Ci hai fatto dono del libero arbitrio, ma è un dono pericoloso come un coltello affilato nelle mani di un bambino cieco o di un ubriaco che ha dimenticato persino il suo nome.
Signore, perché ci hai fatto provare la pace dell'Eden e poi ci hai condannati all'inquietudine? Signore, è forse nell'inquietudine che è racchiusa la nostra somiglianza con Te? In quell'inquietudine amara che Ti fece pentire d'aver fatto l'uomo sulla terra e Ti spinse a sterminarlo insieme al bestiame, ai rettili e agli uccelli dei cieli, mentre soltanto Noè trovò grazia al Tuo cospetto?
(pagg 48-49)
Sto tornando dai campi e forse per la prima volta mi rendo pienamente conto della bellezza di un tramonto estivo, quando da lontano mi giunge un canto di donna, dolcissimo e melodioso. Ecco, la paternità, il tramonto e il canto si fondono insieme e mi regalano uno squarcio di appagamento consapevole, cioè di felicità.
Ma questi rari fiori che sbocciano tra i rovi compensano la fatica e le pene quotidiane?
Signore, è davvero un grande dono la vita? L'assenza, la quiete del non essere da cui ci hai tratto impastandoci col fango non era forse preferibile a questo breve passaggio nel mondo? Breve rispetto all'eternità, e pericoloso, perché in esso ci giochiamo la salvezza o la perdizione.

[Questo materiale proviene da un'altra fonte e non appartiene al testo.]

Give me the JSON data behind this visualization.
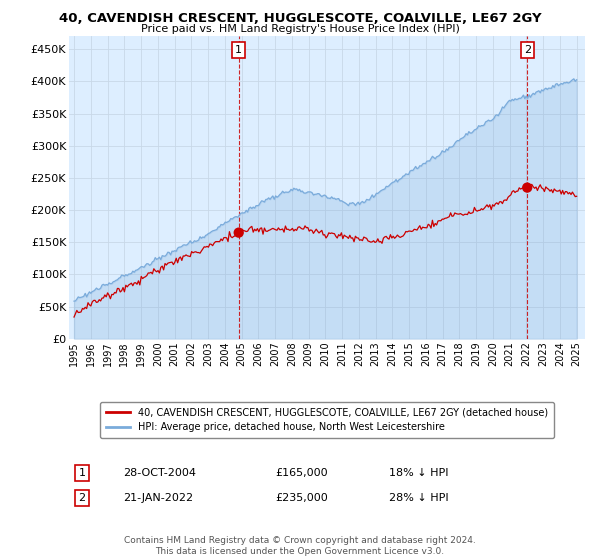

Padre, madre, moglie: tutti sepolti. I controversi e ambigui affetti della mia vita se ne sono andati prima di me. Li ho perdonati dal profondo del cuore per ogni asprezza e offesa nei miei confronti, così come spero abbiano fatto loro nei miei, però non sono riuscito a dimenticare: l'oblio e il perdono purtroppo non sono indissolubili, su questa terra almeno.
(Pagg 69-71)
E tu, Signore mio, che il tuo nome sua sempre benedetto, perché ci hai creati a tua immagine e somiglianza, ma non ci hai concesso di capirti?
(Pag 35)
Margherita Oggero, Amen. Memorie di Isacco, Effatà editrice, Torino 2014.